Last modified: 2016-05-23
Abstract
One of the great challenges in modeling fluid flow in shale system is the existence of heterogeneities at different scales. Heterogeneity is not new to researchers studying reservoir characterization. However, in shale strata heterogeneities exist at different scales, i.e., from molecular scale to multiwell scale. While the goal is to predict gas and oil production in a section of reservoir (single well or multiple wells), we learned that processes at very small scale control the production at well scale. We have started a comprehensive research to integrate porosity and permeability, hence fluid flow at different scales. The research includes numerous mathematical and numerical models along bench experiments to validate our models (Figure 1).
Molecular scale. At the molecular scale we study the interaction of fluid molecules (gas and liquid, hydrocarbons and aqueous) with pore inner walls [1]. The molecular scale research provides slip coefficients for further implementation in fluid flow models. We also perform extensive molecular dynamics simulations (MD) to study fluid molecules interactions with pore walls. MD reveals many interesting features of fluid flow at confined condition, i.e., very small pores [2]-[4].
Pore scale. At the pore scale, the research includes extensive SEM image analysis of the organic matter patches and pores in organic and inorganic. SEM images reveal the locale of the pores and by using image analysis we extract important information about pore geometries in shale system that can be used in fluid flow models [5]-[7].
Powder scale. In addition to the direct observation of pores via SEM imaging, we utilize high pressure mercury injection capillary pressure (MICP) and low pressure nitrogen sorption tests to learn about porosity and pore size distribution in shale samples. We also measure permeability of the powder samples by GRI permeability method.
Core scale. At the core scale, we measure permeability of the samples using pulse decay permeability and Boyle’s law porosity measurements [8].
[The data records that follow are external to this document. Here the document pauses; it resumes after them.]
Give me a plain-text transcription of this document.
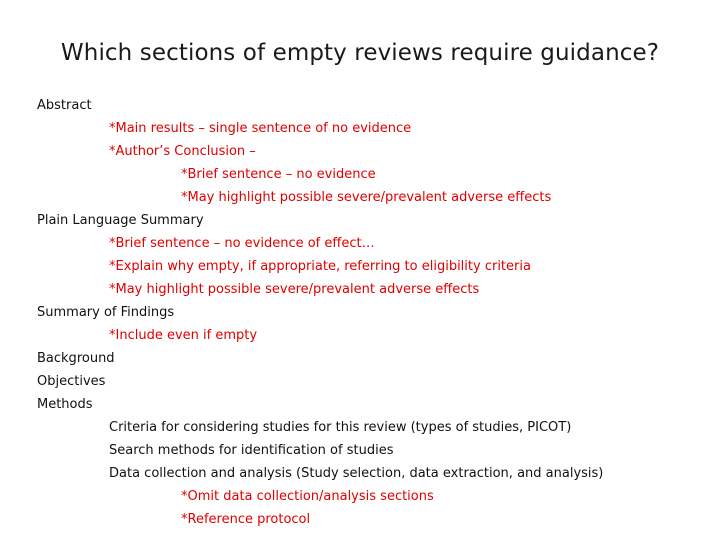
Which sections of empty reviews require guidance?
Abstract
*Main results – single sentence of no evidence
*Author’s Conclusion –
*Brief sentence – no evidence
*May highlight possible severe/prevalent adverse effects
Plain Language Summary
*Brief sentence – no evidence of effect…
*Explain why empty, if appropriate, referring to eligibility criteria
*May highlight possible severe/prevalent adverse effects
Summary of Findings
*Include even if empty
Background
Objectives
Methods
Criteria for considering studies for this review (types of studies, PICOT)
Search methods for identification of studies
Data collection and analysis (Study selection, data extraction, and analysis)
*Omit data collection/analysis sections
*Reference protocol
Molecule-to-core. In order to link all these measurements at different scales, we developed different fluid flow models. Information about pore size distribution, pore geometry, porosity, and TOC are input data in our models and apparent permeability is the model prediction. Permeability is the most important and probably most complicated characteristic of shale system. Shale samples show heterogeneity at different scales, e.g., patches of organic matter in the shale system show different pores sizes and wettability. We present a realistic model that honors heterogeneity of organic matter patchiness and its effect on apparent permeability. We use a stochastic classification method based on a mixture of Gaussian assumption to separate two distributions of pores in organic matter and inorganic matrix. We construct an ensemble-based stochastic model conditioned to total organic content (TOC) and the characteristics of pore-size distributions in both organic and inorganic media [9]. We incorporate a novel permeability model [8] for shale rock that overcomes the limitation of Maxwell slip condition and includes higher order slip effects on gas flow. We validated our model using a set of detailed experimental data on shale samples. These results suggest that heterogeneity at small scale could affect the permeability at core scale and pore sizes corresponding to each compartment; organic and inorganic should be considered to estimate permeability. The model results also confirm permeability enhancement during sorption process in organic matter below critical sorption pressure.